La reconnaissance officielle aux animaux de la qualité d'êtres vivants doués de sensibilité a permis, en 2015, d'augmenter quelque peu les condamnations, sans pour autant révolutionner notre système judiciaire. Actuellement, les sévices graves sont punis de deux ans d'emprisonnement et de 30 000 euros d'amende. Les sanctions encourues, trop faibles, sont peu dissuasives et ne sont pas à la hauteur des horreurs que les tribunaux ont à juger. Par comparaison, un acte de vandalisme sans danger pour les personnes sur un bien appartenant à autrui est également puni de deux ans de prison et de 30 000 euros d'amende. Certes, comparaison n'est pas raison, mais le fait que des peines identiques soient prévues pour la dégradation d'un bien et les actes de barbarie infligés à un être vivant interroge sur les valeurs que notre société entend promouvoir.

L'un des principes essentiels du droit pénal est celui de l'individualisation de la peine, qui permet au juge d'adapter la sanction en fonction de la personnalité du délinquant et des circonstances de l'affaire. À l'heure actuelle, le plafond des peines encourues pour les actes de cruauté et les sévices graves sur les animaux est si bas que les juges disposent d'une faible marge de manoeuvre face à la diversité des cas de maltraitance, chacun ayant sa spécificité.

C'est pourquoi l'article 8 renforce les sanctions et les peines applicables aux personnes coupables d'actes de cruauté et de sévices graves, faisant de la mort de l'animal une circonstance aggravante au moment de l'appréciation des faits par le juge. L'aggravation des peines prévue par la proposition de loi rendra mieux compte du caractère odieux de l'infraction et donnera au juge pénal une plus large marge de manoeuvre en matière de peines, qui lui permettra notamment de sanctionner plus lourdement les actes les plus barbares.

L'article 9, quant à lui, crée un stage de sensibilisation à la prévention et à la lutte contre la maltraitance animale à destination des personnes condamnées.

Autre avancée importante du texte, l'article 10 étend la peine complémentaire d'interdiction de détention d'un animal à toutes les peines liées à la maltraitance, à l'atteinte volontaire à la vie et aux mauvais traitements infligés sans nécessité. Pour s'assurer du respect de l'interdiction et sanctionner le condamné qui s'y soustrait, il est indispensable que cette peine s'accompagne d'un réel suivi. À défaut d'un véritable contrôle, la peine d'interdiction de détenir un animal n'est finalement qu'une chimère. Pour donner du sens à la sanction pénale, la commission a donc adopté un amendement des rapporteurs prévoyant la création d'un fichier national recensant les personnes condamnées à une interdiction de détenir un animal. Ainsi, nous faciliterons le contrôle du respect de cette mesure.

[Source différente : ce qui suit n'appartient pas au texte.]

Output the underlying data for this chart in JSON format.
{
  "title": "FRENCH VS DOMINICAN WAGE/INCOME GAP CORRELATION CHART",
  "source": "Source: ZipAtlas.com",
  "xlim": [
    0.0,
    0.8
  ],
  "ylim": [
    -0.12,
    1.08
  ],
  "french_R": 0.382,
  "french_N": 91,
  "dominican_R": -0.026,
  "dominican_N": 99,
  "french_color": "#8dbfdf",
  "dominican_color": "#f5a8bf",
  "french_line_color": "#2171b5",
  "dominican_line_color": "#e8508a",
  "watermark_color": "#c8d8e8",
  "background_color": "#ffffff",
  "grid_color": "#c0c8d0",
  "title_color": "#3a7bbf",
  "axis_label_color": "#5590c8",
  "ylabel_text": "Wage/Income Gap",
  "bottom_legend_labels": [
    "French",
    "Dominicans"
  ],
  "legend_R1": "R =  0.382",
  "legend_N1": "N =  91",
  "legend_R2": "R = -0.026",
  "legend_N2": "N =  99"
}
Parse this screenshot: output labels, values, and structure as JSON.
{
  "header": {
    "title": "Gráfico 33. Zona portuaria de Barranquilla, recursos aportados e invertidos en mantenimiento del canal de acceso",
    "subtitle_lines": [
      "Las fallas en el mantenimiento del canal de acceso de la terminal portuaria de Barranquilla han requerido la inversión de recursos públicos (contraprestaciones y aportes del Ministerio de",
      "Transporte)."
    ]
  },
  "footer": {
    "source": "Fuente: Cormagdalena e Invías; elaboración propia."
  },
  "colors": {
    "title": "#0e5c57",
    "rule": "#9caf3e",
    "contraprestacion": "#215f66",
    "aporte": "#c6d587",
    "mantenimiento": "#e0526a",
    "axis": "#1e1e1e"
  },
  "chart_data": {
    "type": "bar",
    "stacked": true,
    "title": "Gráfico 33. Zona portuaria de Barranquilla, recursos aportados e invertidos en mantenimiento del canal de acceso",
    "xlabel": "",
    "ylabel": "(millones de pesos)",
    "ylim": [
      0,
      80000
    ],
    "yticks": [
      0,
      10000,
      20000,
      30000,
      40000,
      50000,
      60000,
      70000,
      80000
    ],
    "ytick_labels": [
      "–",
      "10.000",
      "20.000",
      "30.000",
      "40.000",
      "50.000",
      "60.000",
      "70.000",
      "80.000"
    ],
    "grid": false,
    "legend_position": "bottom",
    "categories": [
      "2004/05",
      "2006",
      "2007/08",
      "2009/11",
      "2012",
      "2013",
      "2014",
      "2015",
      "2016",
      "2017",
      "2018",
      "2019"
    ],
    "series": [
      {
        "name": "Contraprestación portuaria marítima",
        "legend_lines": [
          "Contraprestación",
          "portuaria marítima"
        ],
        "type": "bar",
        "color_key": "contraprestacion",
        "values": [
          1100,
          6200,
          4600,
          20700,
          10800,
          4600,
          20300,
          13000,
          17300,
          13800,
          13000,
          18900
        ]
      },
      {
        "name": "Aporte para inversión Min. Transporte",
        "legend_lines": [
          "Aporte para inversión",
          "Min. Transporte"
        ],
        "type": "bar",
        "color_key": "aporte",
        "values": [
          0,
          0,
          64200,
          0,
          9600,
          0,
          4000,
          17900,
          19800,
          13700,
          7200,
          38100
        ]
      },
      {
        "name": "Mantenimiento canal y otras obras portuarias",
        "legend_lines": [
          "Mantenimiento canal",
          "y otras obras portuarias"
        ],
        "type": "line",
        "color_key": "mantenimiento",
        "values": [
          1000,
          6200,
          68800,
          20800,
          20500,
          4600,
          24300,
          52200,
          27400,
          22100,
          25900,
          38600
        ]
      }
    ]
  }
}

Enfin, au-delà de sanctionner plus lourdement les sévices sexuels, l'article 11 réprime la production, la mise à disposition, la diffusion et la consultation d'images zoopornographiques. Un amendement de ma collègue Sophie Beaudouin-Hubiere adopté en commission, que je vous proposerai de renforcer en séance publique, vise à lutter contre le phénomène des petites annonces sur internet proposant des rapports sexuels avec des animaux.

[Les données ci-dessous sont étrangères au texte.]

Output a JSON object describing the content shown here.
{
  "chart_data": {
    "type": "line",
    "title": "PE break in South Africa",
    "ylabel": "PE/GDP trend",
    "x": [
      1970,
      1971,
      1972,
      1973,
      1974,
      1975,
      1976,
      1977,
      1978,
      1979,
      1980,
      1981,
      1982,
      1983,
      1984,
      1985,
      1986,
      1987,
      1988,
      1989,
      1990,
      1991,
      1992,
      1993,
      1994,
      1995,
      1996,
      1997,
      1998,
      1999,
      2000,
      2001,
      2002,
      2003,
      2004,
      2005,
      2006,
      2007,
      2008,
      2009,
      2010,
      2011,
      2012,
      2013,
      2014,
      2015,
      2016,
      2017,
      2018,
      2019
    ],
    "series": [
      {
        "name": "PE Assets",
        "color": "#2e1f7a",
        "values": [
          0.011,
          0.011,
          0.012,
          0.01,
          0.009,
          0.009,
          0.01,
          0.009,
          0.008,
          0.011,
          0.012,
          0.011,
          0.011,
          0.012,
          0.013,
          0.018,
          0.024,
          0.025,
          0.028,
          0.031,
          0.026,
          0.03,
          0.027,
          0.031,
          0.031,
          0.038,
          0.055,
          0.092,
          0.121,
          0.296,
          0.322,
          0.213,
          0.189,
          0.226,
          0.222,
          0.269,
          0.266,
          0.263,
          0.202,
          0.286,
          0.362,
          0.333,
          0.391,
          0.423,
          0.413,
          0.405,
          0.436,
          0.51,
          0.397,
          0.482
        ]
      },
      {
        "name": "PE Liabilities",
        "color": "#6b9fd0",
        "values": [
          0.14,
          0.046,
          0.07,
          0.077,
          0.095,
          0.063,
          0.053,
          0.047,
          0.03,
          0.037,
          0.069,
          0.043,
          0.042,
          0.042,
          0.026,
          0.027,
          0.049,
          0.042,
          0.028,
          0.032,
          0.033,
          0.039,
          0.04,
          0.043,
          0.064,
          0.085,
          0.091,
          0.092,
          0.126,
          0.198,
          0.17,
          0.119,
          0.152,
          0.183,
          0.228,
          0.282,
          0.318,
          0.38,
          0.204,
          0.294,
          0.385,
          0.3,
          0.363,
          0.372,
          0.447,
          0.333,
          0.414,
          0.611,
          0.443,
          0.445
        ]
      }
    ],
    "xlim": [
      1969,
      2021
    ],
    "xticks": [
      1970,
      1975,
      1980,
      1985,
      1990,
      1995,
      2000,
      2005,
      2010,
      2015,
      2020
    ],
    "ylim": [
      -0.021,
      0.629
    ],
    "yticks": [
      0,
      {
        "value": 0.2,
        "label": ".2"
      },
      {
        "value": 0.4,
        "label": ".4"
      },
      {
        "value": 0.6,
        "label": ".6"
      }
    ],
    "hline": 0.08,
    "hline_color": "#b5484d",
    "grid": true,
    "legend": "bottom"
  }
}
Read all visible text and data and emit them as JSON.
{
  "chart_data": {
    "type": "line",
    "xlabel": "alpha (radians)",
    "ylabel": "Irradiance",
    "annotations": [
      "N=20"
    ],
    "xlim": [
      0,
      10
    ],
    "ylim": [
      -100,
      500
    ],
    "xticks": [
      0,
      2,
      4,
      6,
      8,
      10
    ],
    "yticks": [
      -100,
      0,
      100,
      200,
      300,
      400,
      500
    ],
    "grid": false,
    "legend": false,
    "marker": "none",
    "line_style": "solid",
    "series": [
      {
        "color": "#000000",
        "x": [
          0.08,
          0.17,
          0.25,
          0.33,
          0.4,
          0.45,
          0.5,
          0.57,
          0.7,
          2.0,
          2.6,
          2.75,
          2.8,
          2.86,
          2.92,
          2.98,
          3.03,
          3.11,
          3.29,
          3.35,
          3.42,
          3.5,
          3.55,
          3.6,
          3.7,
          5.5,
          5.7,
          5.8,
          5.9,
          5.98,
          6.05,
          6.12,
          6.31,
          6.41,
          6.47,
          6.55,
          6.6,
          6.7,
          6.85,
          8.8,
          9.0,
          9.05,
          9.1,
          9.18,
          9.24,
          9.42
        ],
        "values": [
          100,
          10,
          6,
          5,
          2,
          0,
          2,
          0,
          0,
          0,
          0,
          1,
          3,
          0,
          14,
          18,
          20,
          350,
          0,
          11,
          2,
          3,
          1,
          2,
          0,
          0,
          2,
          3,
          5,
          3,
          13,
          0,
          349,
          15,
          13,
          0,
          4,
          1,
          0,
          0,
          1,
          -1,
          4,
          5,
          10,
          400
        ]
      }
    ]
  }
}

Voilà, mes chers collègues, ce que vise le chapitre II de la proposition de loi. Le moment est important pour nombre de nos concitoyens. Face à un tel enjeu sociétal, il nous fallait agir, alors agissons ensemble ! Notre avenir peut échapper à notre vision, mais il n'est pas totalement indépendant de notre volonté. Cet avenir, c'est l'impulsion façonnée de notre société. Ce n'est ni le destin, ni la nature, ni les marées irrésistibles de l'histoire, ni le travail de nos propres mains.